The US trade deficit narrowed in March for the first time in seven months as exports reached the highest level on record. The drop in the trade gap could point to higher growth in the first quarter than previously expected.
China's exports rebounded in April and its politically sensitive monthly trade surplus with the United States grew for the first time in five months as Beijing and Washington haggled over the chronic imbalance.
US officials visited Beijing last week for talks on cooling rising tensions between the world's two largest economies over trade and technology issues. Those meetings appeared to make scant progress, but further discussions are scheduled to resume next week.
China's Foreign Ministry said that a planned visit by President Xi Jinping's top economic adviser, Liu He, to Washington next week shows the US hopes to "reach a consensus" with Beijing on trade and economic issues.
"It is a positive signal," ministry spokesman Geng Shuang told reporters.
White House press secretary Sarah Huckabee Sanders announced the plan for continued talks on Monday.
"We are working on something that we think will be great for everybody," she told reporters.
The data released by China on Tuesday showed its trade surplus with the US totaled $80.4 billion in January-April, up from $50 billion in the same period last year. President Donald Trump's demands that China slash its surplus with the US have become a cornerstone of his combative economic policy.
In April, the trade surplus with the US swelled to $22.2 billion, up from $15.4 in March and the first increase since November, as exports to the US grew at a double-digit pace.
China's total exports jumped 21.5 percent in April from the same month the year before, bouncing back from a contraction the previous month thanks to resurgent global demand.
Imports expanded 12.9 percent year-on-year in dollar terms, leaving the country's global trade surplus for the month at $28.8 billion, a turnaround from a $5 billion deficit the month before.
Pork imports impasse
China has ramped up inspections of pork shipped from the US, importers and industry sources said, the latest American product to be hit by a potentially costly slowdown at Chinese ports in the past couple of weeks.

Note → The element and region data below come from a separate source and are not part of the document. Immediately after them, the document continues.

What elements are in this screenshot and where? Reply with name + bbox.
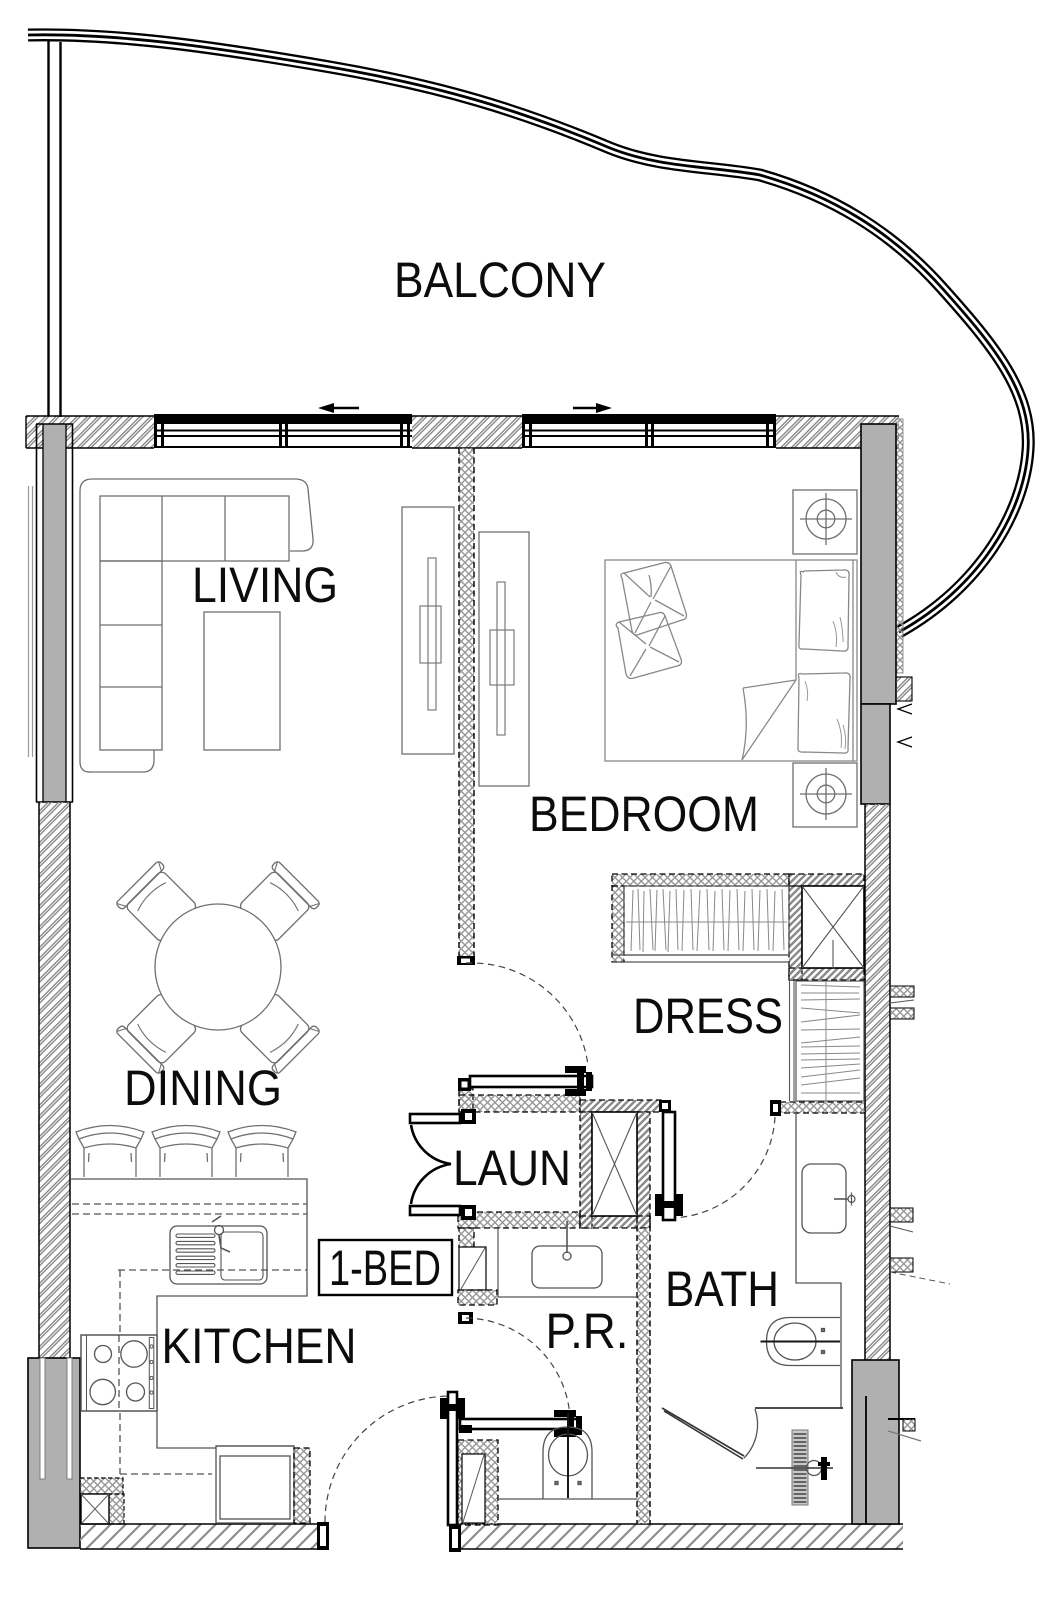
svg-text:LIVING: LIVING — [192, 557, 338, 613]
svg-text:DINING: DINING — [124, 1060, 282, 1116]
svg-text:KITCHEN: KITCHEN — [162, 1318, 357, 1374]
svg-text:BALCONY: BALCONY — [394, 252, 606, 308]
svg-text:LAUN: LAUN — [453, 1140, 571, 1196]
svg-text:BATH: BATH — [665, 1261, 779, 1317]
svg-text:1-BED: 1-BED — [329, 1240, 441, 1296]
svg-text:DRESS: DRESS — [633, 988, 783, 1044]
svg-text:BEDROOM: BEDROOM — [529, 786, 759, 842]
svg-text:P.R.: P.R. — [546, 1303, 629, 1359]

Most of the imported pork is frozen and not at risk of perishing. But the move comes on top of the additional 25 percent duties Beijing slapped on American pork and a slew of other goods last month, in retaliation for US tariffs on steel and aluminium imports.
The United States is one of China's top overseas pork suppliers, shipping $489 million worth of the meat last year.

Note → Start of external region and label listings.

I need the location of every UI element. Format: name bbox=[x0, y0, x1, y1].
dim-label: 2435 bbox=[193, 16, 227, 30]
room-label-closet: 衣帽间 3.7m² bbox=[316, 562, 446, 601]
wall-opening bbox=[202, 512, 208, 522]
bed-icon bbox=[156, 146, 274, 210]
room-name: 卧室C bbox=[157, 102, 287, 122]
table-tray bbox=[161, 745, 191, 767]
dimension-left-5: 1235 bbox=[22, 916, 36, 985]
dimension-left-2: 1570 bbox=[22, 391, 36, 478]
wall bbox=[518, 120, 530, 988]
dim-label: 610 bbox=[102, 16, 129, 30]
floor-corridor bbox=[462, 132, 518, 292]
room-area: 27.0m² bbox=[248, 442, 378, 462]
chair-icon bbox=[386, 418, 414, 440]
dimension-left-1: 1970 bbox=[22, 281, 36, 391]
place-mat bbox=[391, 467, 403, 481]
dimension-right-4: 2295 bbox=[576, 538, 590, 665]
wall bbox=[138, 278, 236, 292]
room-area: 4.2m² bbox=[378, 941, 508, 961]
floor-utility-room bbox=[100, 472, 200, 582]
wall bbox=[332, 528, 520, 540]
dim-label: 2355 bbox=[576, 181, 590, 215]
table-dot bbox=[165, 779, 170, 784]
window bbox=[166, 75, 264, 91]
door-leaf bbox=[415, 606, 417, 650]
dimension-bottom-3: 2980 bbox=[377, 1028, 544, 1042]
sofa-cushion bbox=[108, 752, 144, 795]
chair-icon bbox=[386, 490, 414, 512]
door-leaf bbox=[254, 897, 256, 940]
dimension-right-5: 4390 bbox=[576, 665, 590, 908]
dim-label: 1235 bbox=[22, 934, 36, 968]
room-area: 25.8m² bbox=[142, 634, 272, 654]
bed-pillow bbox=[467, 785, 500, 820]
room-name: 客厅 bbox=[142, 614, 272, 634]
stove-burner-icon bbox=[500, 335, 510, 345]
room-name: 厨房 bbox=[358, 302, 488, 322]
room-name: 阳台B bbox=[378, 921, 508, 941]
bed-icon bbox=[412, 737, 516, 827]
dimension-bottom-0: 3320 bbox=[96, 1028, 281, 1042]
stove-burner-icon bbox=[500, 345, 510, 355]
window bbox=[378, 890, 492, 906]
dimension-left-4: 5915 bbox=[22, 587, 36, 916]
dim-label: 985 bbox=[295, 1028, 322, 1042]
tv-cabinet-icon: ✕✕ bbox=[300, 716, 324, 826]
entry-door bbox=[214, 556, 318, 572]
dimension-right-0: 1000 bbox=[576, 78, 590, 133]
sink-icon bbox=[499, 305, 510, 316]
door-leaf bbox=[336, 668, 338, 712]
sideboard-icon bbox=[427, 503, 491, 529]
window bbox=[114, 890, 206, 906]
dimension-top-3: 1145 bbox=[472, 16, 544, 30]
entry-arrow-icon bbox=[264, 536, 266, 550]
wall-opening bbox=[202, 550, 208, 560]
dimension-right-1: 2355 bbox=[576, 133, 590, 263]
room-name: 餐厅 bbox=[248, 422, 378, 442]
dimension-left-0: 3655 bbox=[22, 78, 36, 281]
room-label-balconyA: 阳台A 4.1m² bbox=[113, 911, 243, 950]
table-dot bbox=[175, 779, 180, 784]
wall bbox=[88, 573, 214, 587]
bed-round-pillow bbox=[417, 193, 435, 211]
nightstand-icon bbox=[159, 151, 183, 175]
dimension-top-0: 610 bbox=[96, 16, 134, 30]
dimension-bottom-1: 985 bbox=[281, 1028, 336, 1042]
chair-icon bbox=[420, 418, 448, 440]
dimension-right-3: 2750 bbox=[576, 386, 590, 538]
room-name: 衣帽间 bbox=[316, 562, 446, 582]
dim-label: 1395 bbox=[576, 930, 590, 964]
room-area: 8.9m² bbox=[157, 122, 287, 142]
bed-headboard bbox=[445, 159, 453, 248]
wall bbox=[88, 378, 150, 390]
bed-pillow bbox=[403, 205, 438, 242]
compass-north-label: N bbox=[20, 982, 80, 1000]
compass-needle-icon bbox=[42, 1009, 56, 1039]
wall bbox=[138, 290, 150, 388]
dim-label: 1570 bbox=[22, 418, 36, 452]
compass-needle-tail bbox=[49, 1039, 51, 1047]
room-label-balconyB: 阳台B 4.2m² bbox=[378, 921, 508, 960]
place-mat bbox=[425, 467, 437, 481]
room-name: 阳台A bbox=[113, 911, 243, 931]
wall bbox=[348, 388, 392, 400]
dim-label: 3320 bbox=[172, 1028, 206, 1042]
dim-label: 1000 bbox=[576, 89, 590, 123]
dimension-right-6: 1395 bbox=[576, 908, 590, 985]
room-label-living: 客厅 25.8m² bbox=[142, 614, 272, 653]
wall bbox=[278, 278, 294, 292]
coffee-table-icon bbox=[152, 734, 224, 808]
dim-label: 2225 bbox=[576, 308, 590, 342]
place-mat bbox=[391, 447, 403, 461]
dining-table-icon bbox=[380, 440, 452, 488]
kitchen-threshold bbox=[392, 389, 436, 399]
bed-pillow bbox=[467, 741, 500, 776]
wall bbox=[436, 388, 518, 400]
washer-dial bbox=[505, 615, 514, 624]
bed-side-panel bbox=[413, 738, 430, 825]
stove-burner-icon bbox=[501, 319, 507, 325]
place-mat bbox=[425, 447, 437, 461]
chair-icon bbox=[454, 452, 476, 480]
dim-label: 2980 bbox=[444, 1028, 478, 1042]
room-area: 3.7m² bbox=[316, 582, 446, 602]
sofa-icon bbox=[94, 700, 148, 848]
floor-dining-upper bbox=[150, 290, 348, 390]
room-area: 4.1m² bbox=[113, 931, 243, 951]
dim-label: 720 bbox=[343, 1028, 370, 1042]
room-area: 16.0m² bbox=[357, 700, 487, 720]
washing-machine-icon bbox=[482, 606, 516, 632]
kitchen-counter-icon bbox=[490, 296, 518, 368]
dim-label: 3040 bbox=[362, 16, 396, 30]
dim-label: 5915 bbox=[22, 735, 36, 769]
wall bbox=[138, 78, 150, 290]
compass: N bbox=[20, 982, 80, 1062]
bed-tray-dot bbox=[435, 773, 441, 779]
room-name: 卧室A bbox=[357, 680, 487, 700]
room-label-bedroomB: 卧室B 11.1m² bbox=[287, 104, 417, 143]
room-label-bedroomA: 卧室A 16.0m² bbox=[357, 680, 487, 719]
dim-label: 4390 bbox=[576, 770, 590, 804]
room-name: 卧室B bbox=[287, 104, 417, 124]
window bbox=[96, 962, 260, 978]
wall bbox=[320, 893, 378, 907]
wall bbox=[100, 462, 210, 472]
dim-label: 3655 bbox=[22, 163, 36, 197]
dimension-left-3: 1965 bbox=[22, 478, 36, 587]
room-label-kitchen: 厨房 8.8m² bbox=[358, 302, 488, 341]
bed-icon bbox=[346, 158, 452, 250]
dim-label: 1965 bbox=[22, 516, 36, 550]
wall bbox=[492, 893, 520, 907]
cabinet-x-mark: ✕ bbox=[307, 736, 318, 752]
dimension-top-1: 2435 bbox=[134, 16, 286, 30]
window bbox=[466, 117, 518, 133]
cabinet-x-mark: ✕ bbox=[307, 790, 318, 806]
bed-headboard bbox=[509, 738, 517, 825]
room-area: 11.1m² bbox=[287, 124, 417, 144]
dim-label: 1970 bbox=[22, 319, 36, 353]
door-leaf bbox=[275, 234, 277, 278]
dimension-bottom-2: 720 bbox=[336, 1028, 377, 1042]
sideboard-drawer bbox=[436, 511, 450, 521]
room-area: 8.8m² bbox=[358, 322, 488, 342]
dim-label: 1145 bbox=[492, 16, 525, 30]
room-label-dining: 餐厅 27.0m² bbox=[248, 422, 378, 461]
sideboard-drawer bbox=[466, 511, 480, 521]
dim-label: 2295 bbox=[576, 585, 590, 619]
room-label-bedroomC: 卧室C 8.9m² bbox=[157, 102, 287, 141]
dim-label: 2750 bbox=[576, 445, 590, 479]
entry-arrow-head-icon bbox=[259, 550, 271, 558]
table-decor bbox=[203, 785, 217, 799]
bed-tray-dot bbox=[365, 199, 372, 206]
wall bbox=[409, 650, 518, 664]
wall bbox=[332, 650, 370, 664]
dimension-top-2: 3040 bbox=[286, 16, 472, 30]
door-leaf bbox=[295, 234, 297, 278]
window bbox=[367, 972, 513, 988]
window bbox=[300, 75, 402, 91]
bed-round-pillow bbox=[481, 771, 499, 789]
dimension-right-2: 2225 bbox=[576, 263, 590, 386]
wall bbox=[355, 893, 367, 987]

Some trade experts said they believe Beijing is sending a defiant warning to Washington in response to sweeping US trade demands made on China last week.

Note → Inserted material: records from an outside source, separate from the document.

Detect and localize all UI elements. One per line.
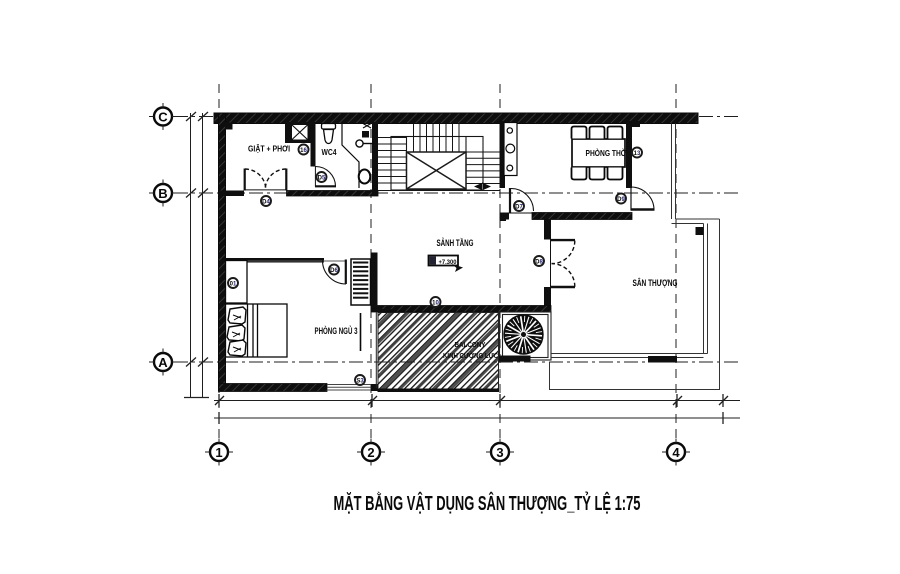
svg-text:D7: D7: [515, 205, 523, 211]
svg-text:MẶT BẰNG VẬT DỤNG SÂN THƯỢNG_T: MẶT BẰNG VẬT DỤNG SÂN THƯỢNG_TỶ LỆ 1:75: [334, 491, 641, 515]
svg-text:10: 10: [432, 301, 439, 307]
svg-text:PHÒNG THỜ: PHÒNG THỜ: [586, 147, 628, 158]
svg-text:GIẶT + PHƠI: GIẶT + PHƠI: [248, 145, 290, 154]
svg-text:D4: D4: [262, 200, 270, 206]
svg-text:16: 16: [300, 148, 307, 154]
svg-text:D8: D8: [535, 260, 543, 266]
svg-text:SẢNH TẦNG: SẢNH TẦNG: [437, 237, 474, 248]
svg-text:WC4: WC4: [322, 147, 337, 157]
svg-text:S3: S3: [356, 379, 364, 385]
svg-text:1: 1: [215, 445, 222, 460]
svg-text:D5: D5: [318, 176, 326, 182]
svg-text:B: B: [158, 186, 167, 201]
svg-text:D6: D6: [330, 268, 338, 274]
svg-text:D9: D9: [617, 197, 625, 203]
svg-text:4: 4: [672, 445, 680, 460]
svg-text:2: 2: [367, 445, 374, 460]
svg-text:KÍNH CƯỜNG LỰC: KÍNH CƯỜNG LỰC: [443, 351, 498, 360]
svg-text:13: 13: [634, 151, 641, 157]
svg-text:PHÒNG NGỦ 3: PHÒNG NGỦ 3: [315, 325, 358, 336]
svg-text:C: C: [158, 110, 168, 125]
svg-text:BALCONY: BALCONY: [455, 340, 486, 349]
svg-text:01: 01: [230, 282, 237, 288]
svg-text:SÂN THƯỢNG: SÂN THƯỢNG: [633, 277, 678, 288]
svg-text:A: A: [158, 355, 168, 370]
svg-text:3: 3: [496, 445, 503, 460]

Among the list of hard-line demands that Trump's delegation handed China last week was an ultimatum to cut $200 billion from its annual trade surplus with the US by 2020. Last year's merchandise trade surplus totaled $375 billion, according to US data, while Chinese statistics put it at about $276 billion.
The widening surplus "reflects the difficulty of closing the trade gap between the two countries in the near term, but it is unlikely to obstruct the constructive progress made recently" in negotiations between Washington and Beijing, ANZ Bank's senior China economist, Betty Wang, said in a research note. The high-level meetings are "constructive moves in the right direction" to resolve the tensions, she said.
After last week's meeting, China's Commerce Ministry said the two sides had agreed to establish a mechanism to try to resolve their dispute, though differences remained.
Trump has threatened to hike tariffs on $150 billion in Chinese imports. China's communist leaders have countered by outlining $50 billion in US goods that they would target with retaliatory duties on goods including aircraft and soybeans.